Ezra masculló con aspecto atribulado:
—Seis puertas… El número 6… El equilibrio realizado…
El árabe y el monje le miraron, circunspectos.
—Sí —prosiguió Ezra—. Todo nos lleva al tetragrámaton y al Sello de Salomón.
—¿Podríais ser más explícito, rabbi?
—Hace un rato os decía que en la mística judaica existe un equivalente del Encantamiento. Os he hablado de Abulafia y de la permuta de las letras del tetragrámaton. Yod, He, Vav, He. Estas letras tienen también un valor numérico. Yod es igual a 10, He es igual a 5 y Vav es igual a 6. Luego 10 más 5 más 6 más 5 es igual a 26. Si quitamos el 2, que es el equilibrio realizado, obtenemos 6. Seis triángulos equiláteros inscritos en un círculo invisible…
Garabateó:
Ibn Sarrag suspiró.
—Decididamente… es una verdadera obsesión. ¡Les haríais decir a las cifras cualquier cosa! Si Jerez de los Caballeros sólo tuviera dos o tres puertas, yo os habría dibujado, a trancas y barrancas, una media luna. Si sólo tuviera 4, fray Rafael nos habría dibujado una cruz.

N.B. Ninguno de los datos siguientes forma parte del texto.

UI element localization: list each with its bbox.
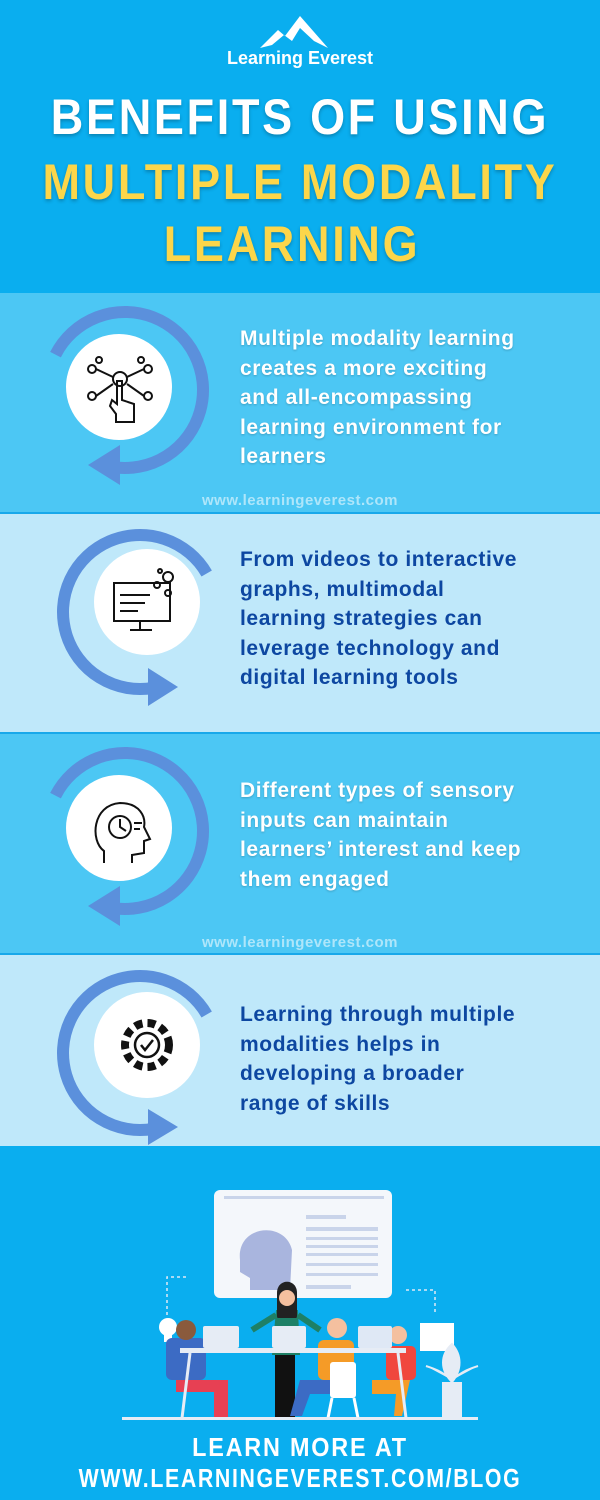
watermark: www.learningeverest.com: [202, 492, 398, 509]
text: developing a broader: [240, 1062, 464, 1085]
panel 2: [0, 514, 600, 732]
text: creates a more exciting: [240, 356, 487, 380]
panel 4: [0, 955, 600, 1146]
title: MULTIPLE MODALITY: [42, 154, 558, 210]
logo: [227, 16, 373, 68]
watermark: www.learningeverest.com: [202, 934, 398, 951]
icon: arc with network hand: [50, 306, 209, 485]
text: inputs can maintain: [240, 808, 449, 832]
text: [240, 779, 521, 892]
text: and all-encompassing: [240, 386, 473, 409]
title: [42, 89, 558, 272]
text: Different types of sensory: [240, 779, 515, 802]
text: range of skills: [240, 1092, 390, 1114]
panel 1: [0, 293, 600, 512]
logo: Learning Everest: [227, 48, 373, 68]
text: [240, 327, 515, 468]
footer call to action: LEARN MORE AT: [192, 1432, 408, 1462]
text: [240, 548, 517, 689]
text: them engaged: [240, 868, 390, 890]
text: From videos to interactive: [240, 548, 517, 571]
text: learning strategies can: [240, 607, 483, 630]
text: leverage technology and: [240, 636, 500, 660]
text: digital learning tools: [240, 666, 459, 689]
title: LEARNING: [164, 216, 420, 272]
footer call to action: WWW.LEARNINGEVEREST.COM/BLOG: [79, 1463, 521, 1493]
text: learners: [240, 445, 327, 468]
text: modalities helps in: [240, 1032, 440, 1056]
footer call to action: [78, 1432, 521, 1493]
text: learning environment for: [240, 416, 502, 438]
text: Multiple modality learning: [240, 327, 515, 350]
icon: arc with monitor: [57, 529, 212, 706]
text: [240, 1003, 515, 1114]
text: learners’ interest and keep: [240, 838, 521, 861]
panel 3: [0, 734, 600, 953]
title: BENEFITS OF USING: [51, 89, 549, 145]
text: Learning through multiple: [240, 1003, 515, 1026]
illustration: classroom: [122, 1190, 478, 1420]
icon: arc with head clock: [50, 747, 209, 926]
text: graphs, multimodal: [240, 578, 444, 600]
icon: arc with gear: [57, 970, 212, 1145]
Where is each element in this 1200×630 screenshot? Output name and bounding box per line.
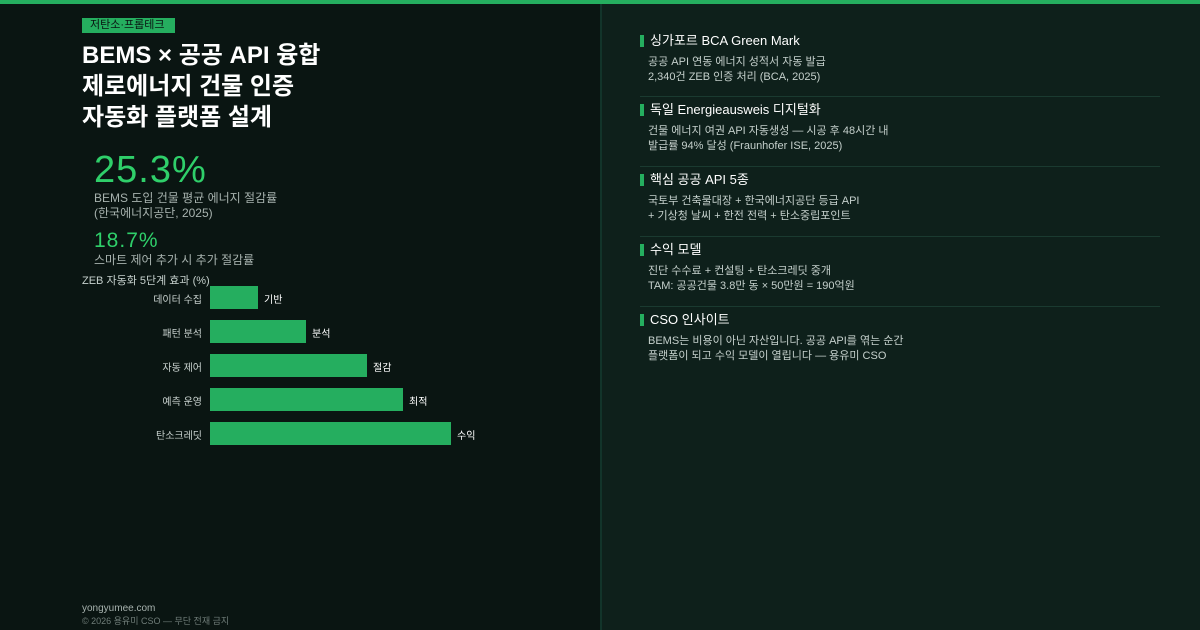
bar chart: 데이터 수집 bbox=[153, 295, 202, 306]
panel: APIs: + 기상청 날씨 + 한전 전력 + 탄소중립포인트 bbox=[648, 210, 851, 222]
panel: insight: CSO 인사이트 bbox=[650, 312, 730, 327]
bar chart: 패턴 분석 bbox=[162, 329, 202, 340]
bar chart: 자동 제어 bbox=[162, 363, 202, 374]
stat: 25.3% bbox=[94, 149, 277, 220]
stat: 25.3%: BEMS 도입 건물 평균 에너지 절감률 bbox=[94, 191, 277, 205]
stat: 25.3%: (한국에너지공단, 2025) bbox=[94, 206, 213, 220]
panel: Singapore: 2,340건 ZEB 인증 처리 (BCA, 2025) bbox=[648, 71, 820, 83]
panel: Singapore bbox=[640, 33, 826, 83]
panel: revenue: TAM: 공공건물 3.8만 동 × 50만원 = 190억원 bbox=[648, 280, 855, 292]
stat: 18.7%: 18.7% bbox=[94, 229, 159, 252]
panel: Germany: 독일 Energieausweis 디지털화 bbox=[650, 102, 821, 117]
tag bbox=[82, 18, 175, 33]
title: 자동화 플랫폼 설계 bbox=[82, 104, 272, 131]
title bbox=[82, 42, 320, 131]
bar chart bbox=[153, 286, 475, 445]
stat: 18.7%: 스마트 제어 추가 시 추가 절감률 bbox=[94, 253, 254, 267]
panel: Germany bbox=[640, 102, 889, 152]
footer: yongyumee.com bbox=[82, 603, 155, 614]
panel: revenue bbox=[640, 242, 855, 292]
footer: © 2026 용유미 CSO — 무단 전재 금지 bbox=[82, 616, 229, 626]
panel: APIs: 국토부 건축물대장 + 한국에너지공단 등급 API bbox=[648, 195, 859, 207]
bar chart: 수익 bbox=[457, 431, 475, 442]
title: BEMS × 공공 API 융합 bbox=[82, 42, 320, 69]
title: 제로에너지 건물 인증 bbox=[82, 73, 294, 100]
stat: 18.7% bbox=[94, 229, 254, 267]
bar chart: 절감 bbox=[373, 363, 391, 374]
panel: APIs bbox=[640, 172, 859, 222]
bar chart: 최적 bbox=[409, 397, 427, 408]
panel: Germany: 발급률 94% 달성 (Fraunhofer ISE, 2025) bbox=[648, 140, 842, 152]
tag: 저탄소·프롭테크 bbox=[90, 19, 165, 31]
panel: insight bbox=[640, 312, 904, 362]
panel: insight: 플랫폼이 되고 수익 모델이 열립니다 — 용유미 CSO bbox=[648, 350, 886, 362]
chart title: ZEB 자동화 5단계 효과 (%) bbox=[82, 275, 210, 287]
panel: Singapore: 싱가포르 BCA Green Mark bbox=[650, 33, 800, 48]
stat: 25.3%: 25.3% bbox=[94, 149, 207, 191]
panel: Singapore: 공공 API 연동 에너지 성적서 자동 발급 bbox=[648, 56, 826, 68]
panel: insight: BEMS는 비용이 아닌 자산입니다. 공공 API를 엮는 순간 bbox=[648, 335, 904, 347]
footer bbox=[82, 603, 229, 626]
bar chart: 기반 bbox=[264, 295, 282, 306]
panel: Germany: 건물 에너지 여권 API 자동생성 — 시공 후 48시간 내 bbox=[648, 125, 889, 137]
bar chart: 예측 운영 bbox=[162, 397, 202, 408]
panel: APIs: 핵심 공공 API 5종 bbox=[650, 172, 749, 187]
panel: revenue: 진단 수수료 + 컨설팅 + 탄소크레딧 중개 bbox=[648, 265, 831, 277]
panel: revenue: 수익 모델 bbox=[650, 242, 701, 257]
bar chart: 탄소크레딧 bbox=[156, 431, 202, 442]
bar chart: 분석 bbox=[312, 329, 330, 340]
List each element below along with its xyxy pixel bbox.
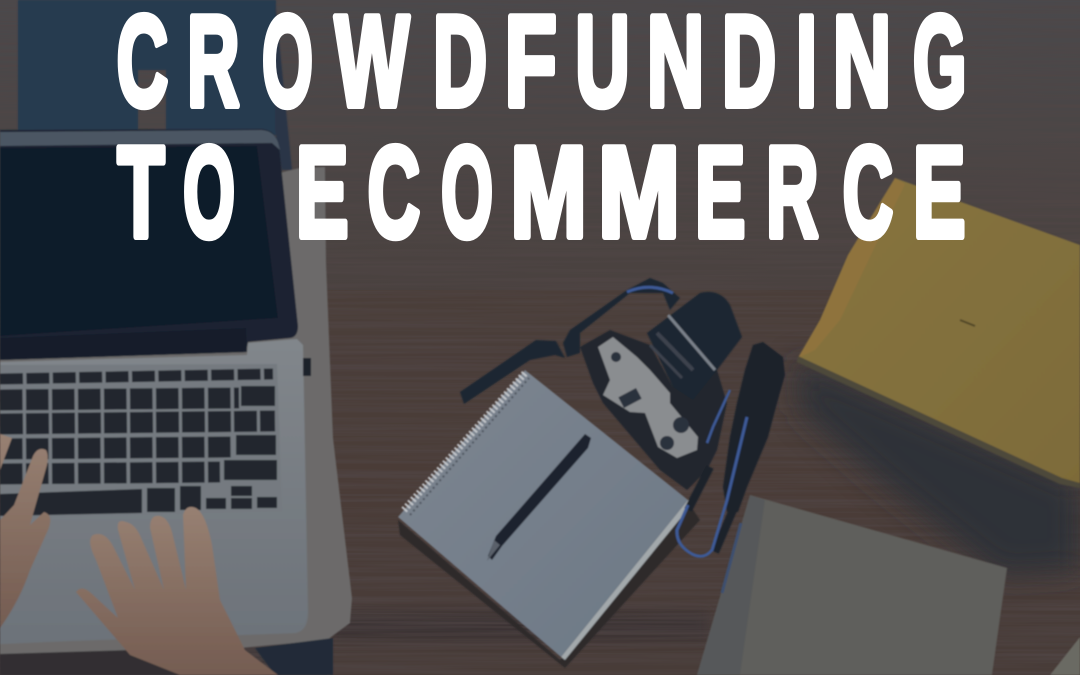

Y ahora, voy a acostarme. —Se levantó mientras seguía murmurando entre dientes—: Sí… ¡les haríais decir a las cifras cualquier cosa!
Al dirigirse hacia la puerta advirtió un hilillo de humo blanquecino a la derecha, entre dos hileras de estantes. Casi en seguida, un acre olor se le agarró a la garganta y se volvió hacia sus dos compañeros. Habían comprendido.
—Fuego —balbució Ezra.
—Pronto —gritó Vargas—, recuperemos los manuscritos.
Sarrag accionó el picaporte de la puerta de roble macizo con intención de abrirla. El batiente siguió bloqueado.
—¡Por el Santo Nombre del Profeta! ¡Nos han encerrado!